3.3.2. Adding hostnames¶
When a hostname is found that is a member of a known domain in self.dn_db
, it is obfuscated as hostX.obfuscatedomainY.com
, with X being an incremented number equal to the current total of found hosts, self.hostname_count
. Y is equal to the unique value assigned to the corresponding domain.
3.3.3. Host short name¶
There are many occurrences of the host-only part of the server’s hostname in an sosreport and log files in general. These are obfuscated explicitly in self._sub_hostname()

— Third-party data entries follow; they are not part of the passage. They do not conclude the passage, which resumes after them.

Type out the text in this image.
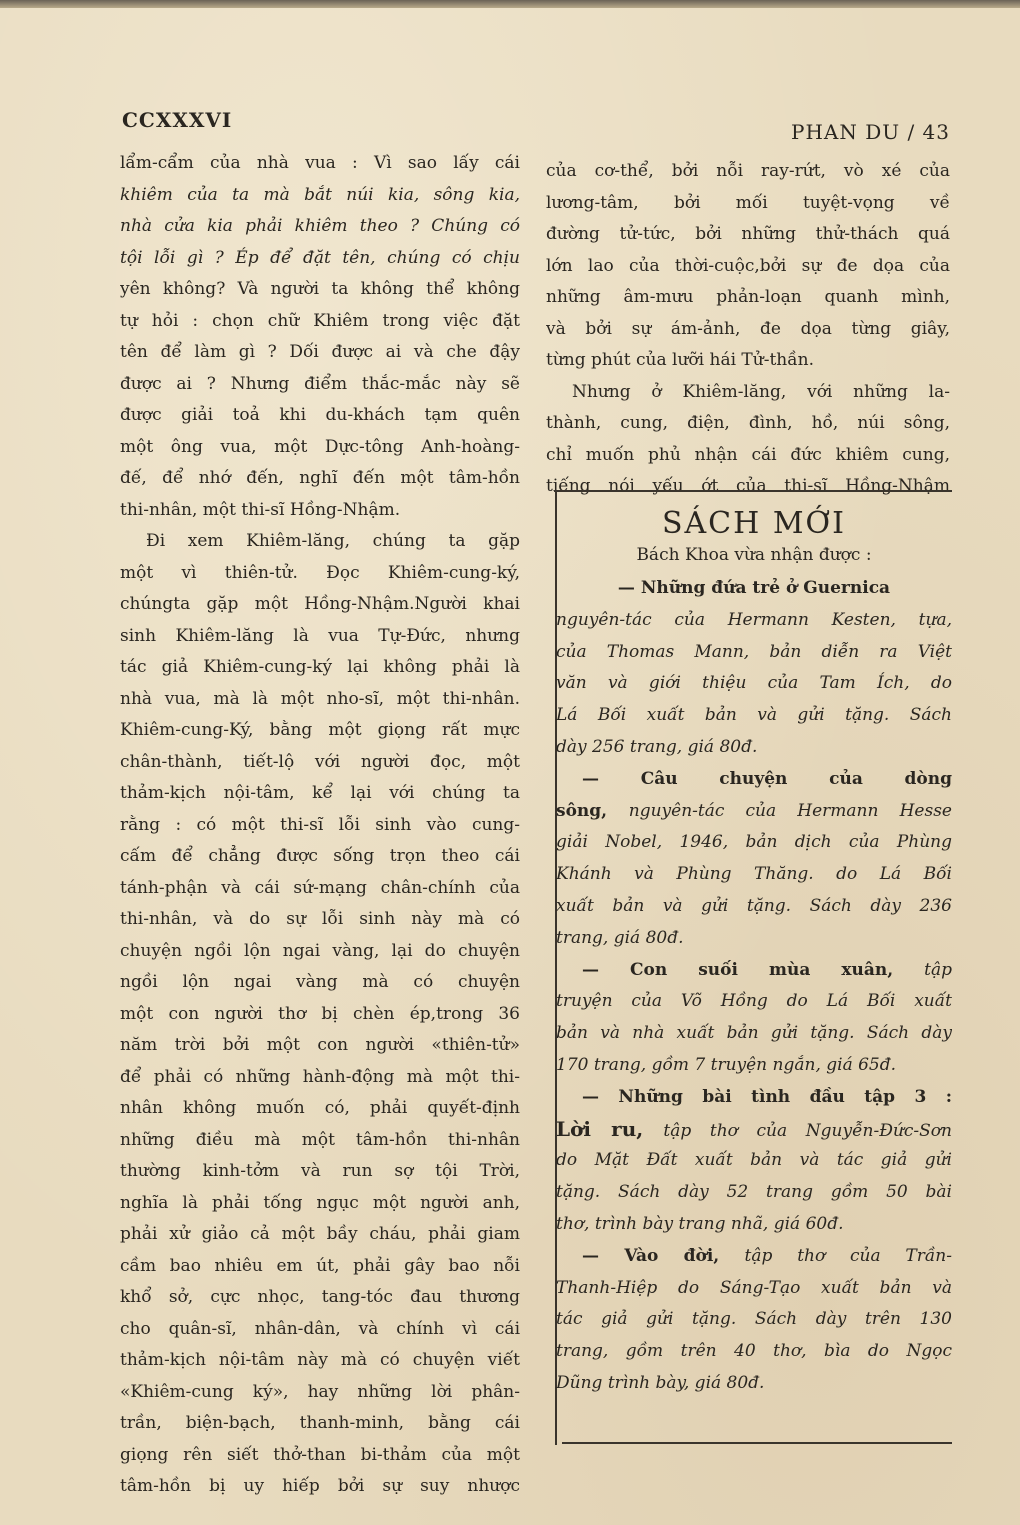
CCXXXVI	PHAN DU / 43
lẩm-cẩm của nhà vua : Vì sao lấy cái
khiêm của ta mà bắt núi kia, sông kia,
nhà cửa kia phải khiêm theo ? Chúng có
tội lỗi gì ? Ép để đặt tên, chúng có chịu
yên không? Và người ta không thể không
tự hỏi : chọn chữ Khiêm trong việc đặt
tên để làm gì ? Dối được ai và che đậy
được ai ? Nhưng điểm thắc-mắc này sẽ
được giải toả khi du-khách tạm quên
một ông vua, một Dực-tông Anh-hoàng-
đế, để nhớ đến, nghĩ đến một tâm-hồn
thi-nhân, một thi-sĩ Hồng-Nhậm.
Đi xem Khiêm-lăng, chúng ta gặp
một vì thiên-tử. Đọc Khiêm-cung-ký,
chúngta gặp một Hồng-Nhậm.Người khai
sinh Khiêm-lăng là vua Tự-Đức, nhưng
tác giả Khiêm-cung-ký lại không phải là
nhà vua, mà là một nho-sĩ, một thi-nhân.
Khiêm-cung-Ký, bằng một giọng rất mực
chân-thành, tiết-lộ với người đọc, một
thảm-kịch nội-tâm, kể lại với chúng ta
rằng : có một thi-sĩ lỗi sinh vào cung-
cấm để chẳng được sống trọn theo cái
tánh-phận và cái sứ-mạng chân-chính của
thi-nhân, và do sự lỗi sinh này mà có
chuyện ngồi lộn ngai vàng, lại do chuyện
ngồi lộn ngai vàng mà có chuyện
một con người thơ bị chèn ép,trong 36
năm trời bởi một con người «thiên-tử»
để phải có những hành-động mà một thi-
nhân không muốn có, phải quyết-định
những điều mà một tâm-hồn thi-nhân
thường kinh-tởm và run sợ tội Trời,
nghĩa là phải tống ngục một người anh,
phải xử giảo cả một bầy cháu, phải giam
cầm bao nhiêu em út, phải gây bao nỗi
khổ sở, cực nhọc, tang-tóc đau thương
cho quân-sĩ, nhân-dân, và chính vì cái
thảm-kịch nội-tâm này mà có chuyện viết
«Khiêm-cung ký», hay những lời phân-
trần, biện-bạch, thanh-minh, bằng cái
giọng rên siết thở-than bi-thảm của một
tâm-hồn bị uy hiếp bởi sự suy nhược
của cơ-thể, bởi nỗi ray-rứt, vò xé của
lương-tâm, bởi mối tuyệt-vọng về
đường tử-tức, bởi những thử-thách quá
lớn lao của thời-cuộc,bởi sự đe dọa của
những âm-mưu phản-loạn quanh mình,
và bởi sự ám-ảnh, đe dọa từng giây,
từng phút của lưỡi hái Tử-thần.
Nhưng ở Khiêm-lăng, với những la-
thành, cung, điện, đình, hồ, núi sông,
chỉ muốn phủ nhận cái đức khiêm cung,
tiếng nói yếu ớt của thi-sĩ Hồng-Nhậm
SÁCH MỚI
Bách Khoa vừa nhận được :
— Những đứa trẻ ở Guernica
nguyên-tác của Hermann Kesten, tựa,
của Thomas Mann, bản diễn ra Việt
văn và giới thiệu của Tam Ích, do
Lá Bối xuất bản và gửi tặng. Sách
dày 256 trang, giá 80đ.
— Câu chuyện của dòng
sông, nguyên-tác của Hermann Hesse
giải Nobel, 1946, bản dịch của Phùng
Khánh và Phùng Thăng. do Lá Bối
xuất bản và gửi tặng. Sách dày 236
trang, giá 80đ.
— Con suối mùa xuân, tập
truyện của Võ Hồng do Lá Bối xuất
bản và nhà xuất bản gửi tặng. Sách dày
170 trang, gồm 7 truyện ngắn, giá 65đ.
— Những bài tình đầu tập 3 :
Lời ru, tập thơ của Nguyễn-Đức-Sơn
do Mặt Đất xuất bản và tác giả gửi
tặng. Sách dày 52 trang gồm 50 bài
thơ, trình bày trang nhã, giá 60đ.
— Vào đời, tập thơ của Trần-
Thanh-Hiệp do Sáng-Tạo xuất bản và
tác giả gửi tặng. Sách dày trên 130
trang, gồm trên 40 thơ, bìa do Ngọc
Dũng trình bày, giá 80đ.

. When an soscleaner run is started, the host’s hostname is stored as self.hostname
. This is explicitly searched for in each line by soscleaner.
3.3.4. Short domains¶
There are a few short domain names that soscleaner obfuscates. By default, localhost
and localdomain
are added to self.short_domains
, and are explicitly searched out and replaced in each line.
Short domains aren’t editable
Currently there isn’t a way to add additional entries to self.short_domains
.
3.4. Hostname and Domainname reports¶
At the conclusion of a soscleaner run, the domain and hostname mappings are recorded in self.report_dir/<SESSION_ID>-hostname.csv
and self.report_dir/<SESSION_ID>-dn.csv
, respectively. If an SOSCleaner session fails to complete, these reports aren’t created.